天皇陛下は「お言葉」の中で下記のように触れています。
「皇太子の時代も含め、これまで私が皇后と共に行(おこな)って来たほぼ全国に及ぶ旅は、国内のどこにおいても、その地域を愛し、その共同体を地道に支える市井(しせい)の人々のあることを私に認識させ、私がこの認識をもって、天皇として大切な、国民を思い、国民のために祈るという務めを、人々への深い信頼と敬愛をもってなし得たことは、幸せなことでした。」
メッセージには入っていないものの、関心を集めたのが「玉音放送」でした。天皇陛下は、東日本大震災発生後に、国民に向けたビデオメッセージで「いたわり合って不幸な時期を乗り越えることを衷心より願っています」と語りかけました。当時、天皇が直接国民に語りかける方式は、昭和天皇が終戦を伝える1945年8月15日の「玉音放送」以来とされ、注目されました。
今回の生前退位を巡る「お言葉」も、同様に異例の試みとして海外でも話題になりました。
スペインのエルムンド紙や仏ルモンド紙は、「玉音放送」や、東日本大震災直後のメッセージなどを引き合いに、極めて異例なものだと強調しました。
「安寧」は無事でやすらかなこと、という意味の言葉です。宮内庁は歴代天皇や皇族を埋葬したとされる「陵墓」の学術調査について「御霊の安寧と静謐(せいひつ)」を理由に認めていませんでした。日本考古学協会による学術調査は、2008年2月、奈良市山陵町の神功(じんぐう)皇后陵(五社神<ごさし>古墳)で初めて認められました。

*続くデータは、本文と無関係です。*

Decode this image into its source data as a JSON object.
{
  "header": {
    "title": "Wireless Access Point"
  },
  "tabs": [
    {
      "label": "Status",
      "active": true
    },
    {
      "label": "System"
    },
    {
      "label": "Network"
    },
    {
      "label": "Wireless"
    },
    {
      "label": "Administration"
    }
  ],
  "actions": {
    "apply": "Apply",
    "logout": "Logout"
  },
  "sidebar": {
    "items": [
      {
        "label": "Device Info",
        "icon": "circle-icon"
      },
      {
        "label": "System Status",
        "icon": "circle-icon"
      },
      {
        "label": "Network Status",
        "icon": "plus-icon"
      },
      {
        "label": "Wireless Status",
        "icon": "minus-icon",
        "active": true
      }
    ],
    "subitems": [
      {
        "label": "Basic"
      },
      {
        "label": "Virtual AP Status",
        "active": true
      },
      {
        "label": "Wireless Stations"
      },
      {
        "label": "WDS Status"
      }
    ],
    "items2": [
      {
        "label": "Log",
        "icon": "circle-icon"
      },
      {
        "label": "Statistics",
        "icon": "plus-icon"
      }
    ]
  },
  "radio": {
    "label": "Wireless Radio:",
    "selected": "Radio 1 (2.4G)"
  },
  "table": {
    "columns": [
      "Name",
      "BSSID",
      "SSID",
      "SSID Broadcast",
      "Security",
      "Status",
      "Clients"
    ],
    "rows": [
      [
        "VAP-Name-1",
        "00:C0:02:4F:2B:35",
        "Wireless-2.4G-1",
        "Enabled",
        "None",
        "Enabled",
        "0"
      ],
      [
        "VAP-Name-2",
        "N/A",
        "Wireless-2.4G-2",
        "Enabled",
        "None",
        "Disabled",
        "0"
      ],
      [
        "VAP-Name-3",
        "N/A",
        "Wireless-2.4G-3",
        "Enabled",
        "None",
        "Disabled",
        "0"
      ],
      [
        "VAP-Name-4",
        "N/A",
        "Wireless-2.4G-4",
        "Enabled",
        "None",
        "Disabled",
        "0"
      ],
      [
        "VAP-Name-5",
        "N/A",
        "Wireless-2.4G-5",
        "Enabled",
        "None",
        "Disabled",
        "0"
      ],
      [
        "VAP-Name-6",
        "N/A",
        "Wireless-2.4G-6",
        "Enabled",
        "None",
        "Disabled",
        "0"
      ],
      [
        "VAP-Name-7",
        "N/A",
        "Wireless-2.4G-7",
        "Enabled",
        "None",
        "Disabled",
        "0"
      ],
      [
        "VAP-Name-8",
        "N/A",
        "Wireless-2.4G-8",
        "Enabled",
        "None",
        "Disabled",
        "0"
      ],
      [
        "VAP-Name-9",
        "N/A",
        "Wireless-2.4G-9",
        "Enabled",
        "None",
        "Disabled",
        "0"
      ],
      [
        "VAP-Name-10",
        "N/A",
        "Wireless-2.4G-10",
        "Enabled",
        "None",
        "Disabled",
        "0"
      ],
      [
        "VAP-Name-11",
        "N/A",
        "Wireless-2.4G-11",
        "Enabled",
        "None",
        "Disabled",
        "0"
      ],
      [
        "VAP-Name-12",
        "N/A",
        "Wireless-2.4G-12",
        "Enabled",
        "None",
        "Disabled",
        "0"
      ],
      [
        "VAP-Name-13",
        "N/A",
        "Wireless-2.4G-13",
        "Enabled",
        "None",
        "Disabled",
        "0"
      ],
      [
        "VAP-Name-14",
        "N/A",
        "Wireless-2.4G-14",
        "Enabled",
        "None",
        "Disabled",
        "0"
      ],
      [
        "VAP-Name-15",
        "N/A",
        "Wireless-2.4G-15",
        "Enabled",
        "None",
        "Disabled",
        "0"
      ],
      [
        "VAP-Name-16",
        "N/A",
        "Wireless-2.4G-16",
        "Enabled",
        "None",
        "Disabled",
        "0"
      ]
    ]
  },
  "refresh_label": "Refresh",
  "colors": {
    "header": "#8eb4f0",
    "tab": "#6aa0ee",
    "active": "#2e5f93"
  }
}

安寧について天皇陛下は「お言葉」の中で下記のように触れています。
「私はこれまで天皇の務めとして、何よりもまず国民の安寧と幸せを祈ることを大切に考えて来ましたが、同時に事にあたっては、時として人々の傍らに立ち、その声に耳を傾け、思いに寄り添うことも大切なことと考えて来ました。」